Matematizza, allora, l’uomo della strada, come il genio matematico, come il genio poetico. Certamente, l’uomo della strada – ma dopotutto anche il genio è, per le operazioni della sopravvivenza, un uomo comune – matematizza solo fino a un certo limite. Il genio va oltre, trova nuove soluzioni, infrange vecchie norme e ne crea, a volte, di nuove, che poi ad ogni buon conto spetterà ad altri infrangere: da Tolomeo a Galileo, da Galileo a Einstein, fino alla teoria quantistica, ed oltre ancora! Anche perché sembra che questo sia l’ineluttabile destino dell’uomo! La soluzione di un problema comporta che inevitabilmente se ne presenti subito un altro, superiore e più complesso.

Ma possiamo forse dire che la matematizzazione esaurisca le modalità del pensare e dell’operare umano? Certamente no! Infatti, vi sono altre operazioni, che del resto appartengono a tutti, al genio come all’uomo comune, che per altro provengono da altre molle del nostro interagire con gli oggetti, con gli altri, e con noi stessi!

Matematizziamo quando acquistiamo una camicia: ci assicuriamo che sia della nostra misura, che sia di buona qualità e che non presenti difetti di fabbricazione, verifichiamo se il prezzo è conveniente, andiamo alla cassa e paghiamo. Ma tra le tante camicie tutte adatte per noi, perfette e convenienti, ne scegliamo una, e solo una e non un’altra. Non solo, spesso andiamo di vetrina in vetrina, di negozio in negozio finché non sia scattata quella molla particolare che ci fa dire: “Questa sì che mi piace!”. Chi ci accompagna potrà concordare con noi sulla misura e sul prezzo (matematizza anche lui!) ma, potrà dire a sua volta: “A me non piace affatto!”.
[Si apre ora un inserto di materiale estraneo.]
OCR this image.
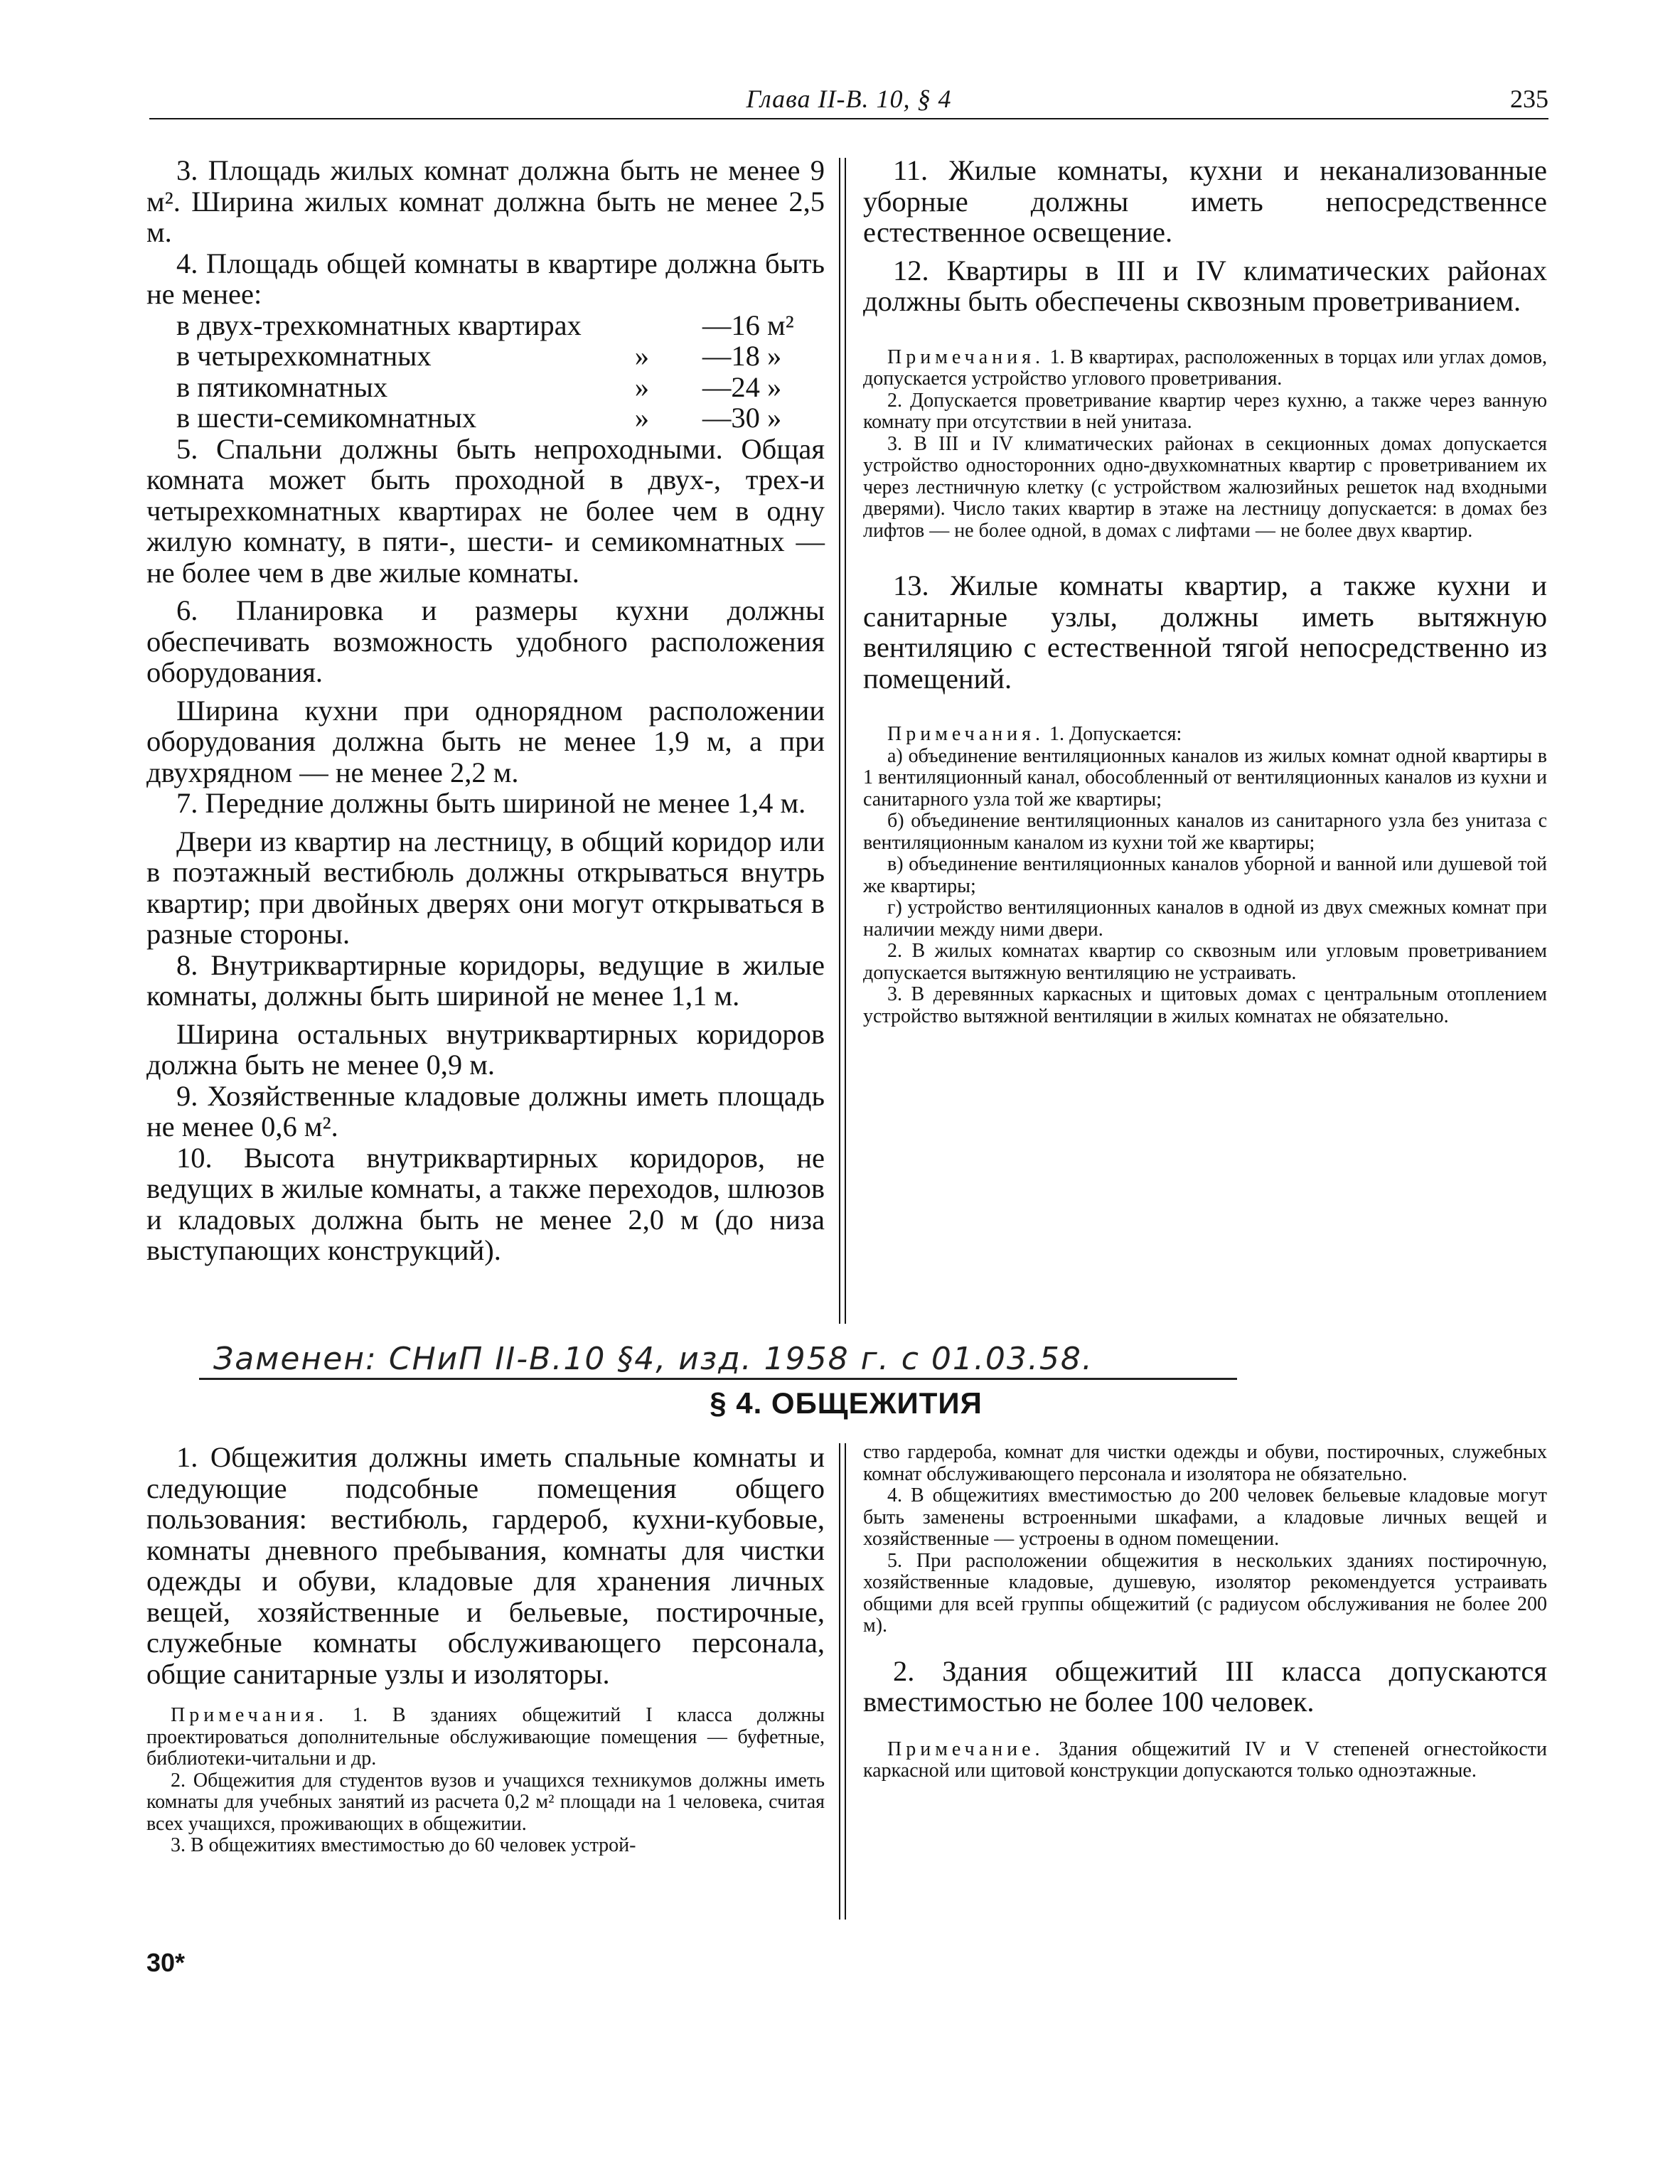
Глава II-В. 10, § 4	235

3. Площадь жилых комнат должна быть не менее 9 м². Ширина жилых комнат должна быть не менее 2,5 м.

4. Площадь общей комнаты в квартире должна быть не менее:

в двух-трехкомнатных квартирах		—16 м²
в четырехкомнатных	»	—18 »
в пятикомнатных	»	—24 »
в шести-семикомнатных	»	—30 »

5. Спальни должны быть непроходными. Общая комната может быть проходной в двух-, трех-и четырехкомнатных квартирах не более чем в одну жилую комнату, в пяти-, шести- и семикомнатных — не более чем в две жилые комнаты.

6. Планировка и размеры кухни должны обеспечивать возможность удобного расположения оборудования.

Ширина кухни при однорядном расположении оборудования должна быть не менее 1,9 м, а при двухрядном — не менее 2,2 м.

7. Передние должны быть шириной не менее 1,4 м.

Двери из квартир на лестницу, в общий коридор или в поэтажный вестибюль должны открываться внутрь квартир; при двойных дверях они могут открываться в разные стороны.

8. Внутриквартирные коридоры, ведущие в жилые комнаты, должны быть шириной не менее 1,1 м.

Ширина остальных внутриквартирных коридоров должна быть не менее 0,9 м.

9. Хозяйственные кладовые должны иметь площадь не менее 0,6 м².

10. Высота внутриквартирных коридоров, не ведущих в жилые комнаты, а также переходов, шлюзов и кладовых должна быть не менее 2,0 м (до низа выступающих конструкций).

11. Жилые комнаты, кухни и неканализованные уборные должны иметь непосредственнсе естественное освещение.

12. Квартиры в III и IV климатических районах должны быть обеспечены сквозным проветриванием.

Примечания. 1. В квартирах, расположенных в торцах или углах домов, допускается устройство углового проветривания.

2. Допускается проветривание квартир через кухню, а также через ванную комнату при отсутствии в ней унитаза.

3. В III и IV климатических районах в секционных домах допускается устройство односторонних одно-двухкомнатных квартир с проветриванием их через лестничную клетку (с устройством жалюзийных решеток над входными дверями). Число таких квартир в этаже на лестницу допускается: в домах без лифтов — не более одной, в домах с лифтами — не более двух квартир.

13. Жилые комнаты квартир, а также кухни и санитарные узлы, должны иметь вытяжную вентиляцию с естественной тягой непосредственно из помещений.

Примечания. 1. Допускается:

а) объединение вентиляционных каналов из жилых комнат одной квартиры в 1 вентиляционный канал, обособленный от вентиляционных каналов из кухни и санитарного узла той же квартиры;

б) объединение вентиляционных каналов из санитарного узла без унитаза с вентиляционным каналом из кухни той же квартиры;

в) объединение вентиляционных каналов уборной и ванной или душевой той же квартиры;

г) устройство вентиляционных каналов в одной из двух смежных комнат при наличии между ними двери.

2. В жилых комнатах квартир со сквозным или угловым проветриванием допускается вытяжную вентиляцию не устраивать.

3. В деревянных каркасных и щитовых домах с центральным отоплением устройство вытяжной вентиляции в жилых комнатах не обязательно.

Заменен: СНиП II-В.10 §4, изд. 1958 г. с 01.03.58.
§ 4. ОБЩЕЖИТИЯ

1. Общежития должны иметь спальные комнаты и следующие подсобные помещения общего пользования: вестибюль, гардероб, кухни-кубовые, комнаты дневного пребывания, комнаты для чистки одежды и обуви, кладовые для хранения личных вещей, хозяйственные и бельевые, постирочные, служебные комнаты обслуживающего персонала, общие санитарные узлы и изоляторы.

Примечания. 1. В зданиях общежитий I класса должны проектироваться дополнительные обслуживающие помещения — буфетные, библиотеки-читальни и др.

2. Общежития для студентов вузов и учащихся техникумов должны иметь комнаты для учебных занятий из расчета 0,2 м² площади на 1 человека, считая всех учащихся, проживающих в общежитии.

3. В общежитиях вместимостью до 60 человек устрой-

ство гардероба, комнат для чистки одежды и обуви, постирочных, служебных комнат обслуживающего персонала и изолятора не обязательно.

4. В общежитиях вместимостью до 200 человек бельевые кладовые могут быть заменены встроенными шкафами, а кладовые личных вещей и хозяйственные — устроены в одном помещении.

5. При расположении общежития в нескольких зданиях постирочную, хозяйственные кладовые, душевую, изолятор рекомендуется устраивать общими для всей группы общежитий (с радиусом обслуживания не более 200 м).

2. Здания общежитий III класса допускаются вместимостью не более 100 человек.

Примечание. Здания общежитий IV и V степеней огнестойкости каркасной или щитовой конструкции допускаются только одноэтажные.

30*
Insomma, la matematizzazione ci accomuna, ma altre operazioni ci differenziano. Ci soccorre il vecchio adagio secondo il quale in materia di gusti non si discute; ed infatti non c’è una regola che possa disciplinarli: appartengono a un mondo che non può essere matematizzato!

Così i gusti e le emozioni, le simpatie e le antipatie, l’annoiarsi di una situazione o il provarne piacere, il “mi piace” e il “non mi piace”, provare odio od amore, attrazione o repulsione, il sentirsi motivati oppure no, il sentirsi Ok o Non Ok, come vuole la psicologia transazionale, sono tutte sollecitazioni che appartengono ad una sfera del nostro essere che non rientra nella matematizzazione.

Accade così che ciascuno di noi matematizza quando deve acquistare i pensili per la cucina o l’armadio per la stanza di letto, o il servizio di bicchieri in ordine alla necessità di una coppia o di una famiglia molto numerosa. Così, va al negozio con in tasca il foglietto delle misure giuste, in relazione allo spazio che le pareti gli consentono! E sa che gli servono sei bicchieri per l’acqua e sei per il vino! Ma non matematizza quando sceglierà “quei” mobili e non “quegli” altri, “quei” bicchieri e non “quegli” altri e così via. Ma, ancora una volta matematizzerà quando disporrà i bicchieri nei pensili di cucina e non nell’armadio della stanza da letto, e i vestiti nell’armadio e non negli scaffali della libreria.

Il nostro quotidiano, cioè la nostra casa, le nostre attività, il nostro posto di lavoro, il nostro tempo libero, costituiscono le “espansioni” – se si può dir così – del nostro essere, pensare, operare. Rappresentano fisicamente, oggettualmente la duplicità del nostro mondo interiore, fatto di un complesso mix di matematizzazioni e di stati emotivo-affettivi, o meglio, di operazioni logiche e di moti interni dell’io. A volte tra le due dimensioni vi è continuità, a volte no. Nel primo caso si vive una situazione di appagamento, nel secondo una situazione di sofferenza: so che devo lavorare per vivere (matematizzazione) e il lavoro che faccio mi piace (gratificazione); so che il fumo fa male (matematizzazione), ma non posso farne a meno (frustrazione).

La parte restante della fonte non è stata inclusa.